# wife of a hunter



## Spreggy (May 29, 2005)

Maybe you would enjoy shed hunting (searching for antlers on the ground after the bucks shed them). If you do a search here for "sheds" you will have plenty to read. Some folks here have great collections of sheds.


----------



## Tyler1 (Dec 6, 2005)

Have a look at the N*** site and they have a group call Women in the Outdoors. They might have some ideas. If that does not work just tag along and act interested. He should enjoy the time together. Wish my wife would go with me and our boys.


----------



## BOWHUNTER920 (Feb 24, 2005)

*My wife goes!*

My wife likes to get out in the woods with me! It is nice to just get out together and spend the time with each other! We have a Choc. lab that we are training to shed hunt and we like getting out with him too! Just go for a walk with him one day and see how you like it! She is invloved in the Women in the Outdoors program with N***. she seems to enjoy it and you can learn alot from the other women involved. Good luck and I'm sure your husband would just appreciate the company!


----------



## Tim Roberts (Jul 13, 2002)

:welcome: to AT Carrol. Hope you like it here. 

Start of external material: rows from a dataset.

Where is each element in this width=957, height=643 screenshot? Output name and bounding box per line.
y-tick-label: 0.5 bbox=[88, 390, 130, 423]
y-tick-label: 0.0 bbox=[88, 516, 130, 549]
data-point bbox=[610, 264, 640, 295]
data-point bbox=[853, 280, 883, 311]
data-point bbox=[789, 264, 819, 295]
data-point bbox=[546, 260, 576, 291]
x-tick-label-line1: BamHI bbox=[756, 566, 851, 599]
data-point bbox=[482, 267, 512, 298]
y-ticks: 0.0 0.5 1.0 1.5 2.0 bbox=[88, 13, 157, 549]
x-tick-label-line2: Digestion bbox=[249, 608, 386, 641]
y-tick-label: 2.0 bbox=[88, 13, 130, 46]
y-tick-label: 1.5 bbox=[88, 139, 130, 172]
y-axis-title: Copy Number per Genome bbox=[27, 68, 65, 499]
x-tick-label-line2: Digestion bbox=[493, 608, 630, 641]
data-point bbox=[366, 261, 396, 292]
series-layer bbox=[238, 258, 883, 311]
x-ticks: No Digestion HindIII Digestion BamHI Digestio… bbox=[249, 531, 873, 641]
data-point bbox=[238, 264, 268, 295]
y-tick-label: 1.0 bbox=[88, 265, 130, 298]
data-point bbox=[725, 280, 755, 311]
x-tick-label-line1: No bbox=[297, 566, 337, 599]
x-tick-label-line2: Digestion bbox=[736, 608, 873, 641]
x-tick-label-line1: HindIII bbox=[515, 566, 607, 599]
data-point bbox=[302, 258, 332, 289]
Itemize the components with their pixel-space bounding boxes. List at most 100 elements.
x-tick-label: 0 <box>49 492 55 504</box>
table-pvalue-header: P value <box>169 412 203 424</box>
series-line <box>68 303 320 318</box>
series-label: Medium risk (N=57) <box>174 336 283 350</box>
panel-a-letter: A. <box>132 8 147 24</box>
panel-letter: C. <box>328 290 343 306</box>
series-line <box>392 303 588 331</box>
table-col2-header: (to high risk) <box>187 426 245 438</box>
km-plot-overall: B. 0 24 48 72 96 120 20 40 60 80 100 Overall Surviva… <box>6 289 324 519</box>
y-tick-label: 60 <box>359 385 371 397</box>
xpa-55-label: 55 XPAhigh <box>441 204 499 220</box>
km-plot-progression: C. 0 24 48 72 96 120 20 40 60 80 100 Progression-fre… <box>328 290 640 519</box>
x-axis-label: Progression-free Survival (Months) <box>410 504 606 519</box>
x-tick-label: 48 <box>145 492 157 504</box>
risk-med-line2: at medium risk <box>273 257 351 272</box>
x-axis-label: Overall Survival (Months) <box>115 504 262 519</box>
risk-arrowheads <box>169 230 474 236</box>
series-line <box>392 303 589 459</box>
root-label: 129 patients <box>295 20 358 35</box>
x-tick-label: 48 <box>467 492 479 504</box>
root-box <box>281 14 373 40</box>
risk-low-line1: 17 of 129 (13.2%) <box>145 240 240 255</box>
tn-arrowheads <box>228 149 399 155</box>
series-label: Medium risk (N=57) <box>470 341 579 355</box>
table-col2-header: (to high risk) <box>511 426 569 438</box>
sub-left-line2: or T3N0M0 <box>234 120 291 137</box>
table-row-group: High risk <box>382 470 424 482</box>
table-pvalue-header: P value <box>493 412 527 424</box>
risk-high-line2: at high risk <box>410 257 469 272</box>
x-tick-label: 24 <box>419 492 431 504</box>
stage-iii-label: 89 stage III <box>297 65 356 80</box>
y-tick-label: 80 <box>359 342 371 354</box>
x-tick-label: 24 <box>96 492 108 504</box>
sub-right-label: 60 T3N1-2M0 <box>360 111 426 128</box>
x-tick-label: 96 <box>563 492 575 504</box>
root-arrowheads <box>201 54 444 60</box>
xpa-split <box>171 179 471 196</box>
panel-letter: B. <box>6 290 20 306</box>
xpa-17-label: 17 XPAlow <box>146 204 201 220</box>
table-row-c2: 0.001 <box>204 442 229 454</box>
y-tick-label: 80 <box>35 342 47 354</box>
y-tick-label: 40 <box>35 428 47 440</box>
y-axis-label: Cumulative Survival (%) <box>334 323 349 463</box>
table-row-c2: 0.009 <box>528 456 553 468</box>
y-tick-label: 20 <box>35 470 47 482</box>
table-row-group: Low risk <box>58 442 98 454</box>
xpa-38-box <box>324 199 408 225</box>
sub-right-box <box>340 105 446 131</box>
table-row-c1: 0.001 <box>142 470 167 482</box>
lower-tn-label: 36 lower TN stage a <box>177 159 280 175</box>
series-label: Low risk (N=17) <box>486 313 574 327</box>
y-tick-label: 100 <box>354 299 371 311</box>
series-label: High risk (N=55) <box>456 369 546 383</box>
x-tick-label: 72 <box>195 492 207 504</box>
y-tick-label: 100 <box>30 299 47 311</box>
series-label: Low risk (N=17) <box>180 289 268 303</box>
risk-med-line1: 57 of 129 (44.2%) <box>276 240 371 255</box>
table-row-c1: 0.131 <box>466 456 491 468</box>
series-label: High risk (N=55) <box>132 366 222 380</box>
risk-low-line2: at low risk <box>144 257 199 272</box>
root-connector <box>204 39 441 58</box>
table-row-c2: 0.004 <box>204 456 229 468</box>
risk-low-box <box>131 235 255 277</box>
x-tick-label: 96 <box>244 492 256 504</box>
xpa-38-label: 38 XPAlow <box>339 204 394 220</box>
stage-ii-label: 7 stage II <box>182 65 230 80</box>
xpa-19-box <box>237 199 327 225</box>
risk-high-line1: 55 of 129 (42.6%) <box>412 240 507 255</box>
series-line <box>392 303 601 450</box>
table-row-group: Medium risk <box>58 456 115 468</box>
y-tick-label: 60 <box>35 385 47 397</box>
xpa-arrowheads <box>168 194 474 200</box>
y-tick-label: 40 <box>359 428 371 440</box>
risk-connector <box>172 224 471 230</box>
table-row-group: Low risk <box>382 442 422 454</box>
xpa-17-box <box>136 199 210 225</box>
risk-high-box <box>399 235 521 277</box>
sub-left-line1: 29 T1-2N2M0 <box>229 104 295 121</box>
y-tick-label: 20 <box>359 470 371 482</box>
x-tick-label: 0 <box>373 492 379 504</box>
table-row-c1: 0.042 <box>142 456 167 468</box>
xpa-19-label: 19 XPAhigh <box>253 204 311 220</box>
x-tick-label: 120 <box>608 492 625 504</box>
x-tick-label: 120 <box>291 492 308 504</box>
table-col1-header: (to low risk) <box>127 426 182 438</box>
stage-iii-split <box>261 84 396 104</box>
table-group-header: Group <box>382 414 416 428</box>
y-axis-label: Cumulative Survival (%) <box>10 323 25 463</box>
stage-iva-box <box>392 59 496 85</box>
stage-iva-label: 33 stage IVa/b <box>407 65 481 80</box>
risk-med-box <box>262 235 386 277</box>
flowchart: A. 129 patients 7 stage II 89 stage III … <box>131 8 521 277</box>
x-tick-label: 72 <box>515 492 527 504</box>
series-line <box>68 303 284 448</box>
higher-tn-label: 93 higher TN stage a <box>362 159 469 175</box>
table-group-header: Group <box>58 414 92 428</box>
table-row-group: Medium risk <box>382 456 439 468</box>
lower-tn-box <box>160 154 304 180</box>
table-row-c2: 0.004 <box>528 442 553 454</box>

You might want to check out the Ladies section here on AT http://www.archerytalk.com/vb/forumdisplay.php?f=11

I'm sure if you post a question there, you will get some great answers.


----------



## SwietsRick (Dec 23, 2005)

Welcome to our little family, you'll be surprised at the amount of femal hunters and target shooters.
Rick


----------



## Obsession (Nov 11, 2003)

It's always great to see anothe remale join AT...welcome!!


----------